Anti-racism training is its own specialized discipline. It’s not just “diversity work with a race focus.” It’s an intensive process that deals directly with racial trauma, historical wounds, and deeply embedded resistance. It requires facilitators who’ve made anti-racism their life’s work — not one strand of a broader practice.

I’ve seen organizations rush into this kind of training without understanding what they’re signing up for. Without the right conditions, it can turn into performance. Worse, it can retraumatize the very people it’s meant to support. That’s not a risk I’m willing to take with my clients or their employees.

The Personal Piece

I’m also still doing my own personal work.

As a biracial woman married to a white police officer, I live in complexity every single day. Some conversations at our dinner table aren’t easy. Some perspectives don’t align. That’s real life — messy, nuanced, human.

This lived experience makes me a stronger consultant. It keeps me grounded in the reality that inclusion isn’t theoretical — it’s personal. But it also gives me the humility to recognize when a situation calls for someone whose entire professional focus is dedicated to anti-racism.

That’s not a limitation. That’s what good boundaries look like. Strong consultants know when to lead from the front and when to step back and bring in the right partners.

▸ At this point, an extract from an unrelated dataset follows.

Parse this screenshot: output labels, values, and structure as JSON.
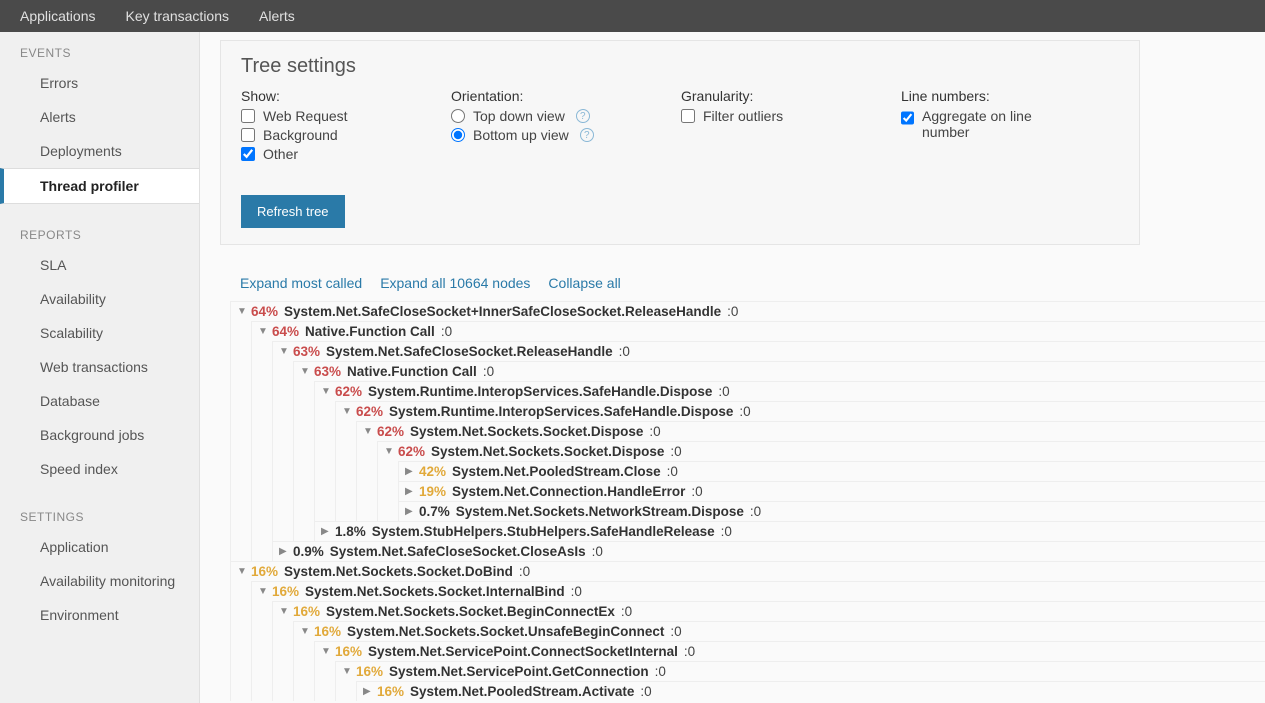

If You’re Going To Do It, Do It Right

When anti-racism training is the right move for your organization, treat it like the high-stakes intervention it is:

  • Vet your facilitator. Don’t hire based on buzzwords. Ask about their approach, their track record, and how they’ll hold leadership (and themselves) accountable when things get uncomfortable.

  • Check your readiness. Are your leaders truly prepared to be challenged? Have you built psychological safety for your people? If not, that’s where you start.

  • Plan for what comes after. Training without systemic change is surface-level. If the deeper systems stay the same, so will the outcomes.

And most importantly — don’t make training your first move. Start with the foundation work:

  • Examining leadership behaviours you’ve been overlooking.

  • Creating safe channels for people to speak up.

  • Changing systems that quietly perpetuate inequity.

Sometimes it’s easier to book a training session than to examine what’s really broken in your culture. I understand that. But my job as your consultant is to help you build the conditions where any equity initiative — including anti-racism training — will actually create lasting change.

That means starting with honest assessment, addressing root causes, and building leadership capacity to sustain transformation.

I don’t avoid anti-racism training because I lack expertise. I avoid it because I respect what it requires — and because my strength lies in creating the foundation where it can truly succeed.

You can’t train your way out of problems you’re not willing to acknowledge. But you can build your way toward a culture where facing these issues becomes part of how you operate.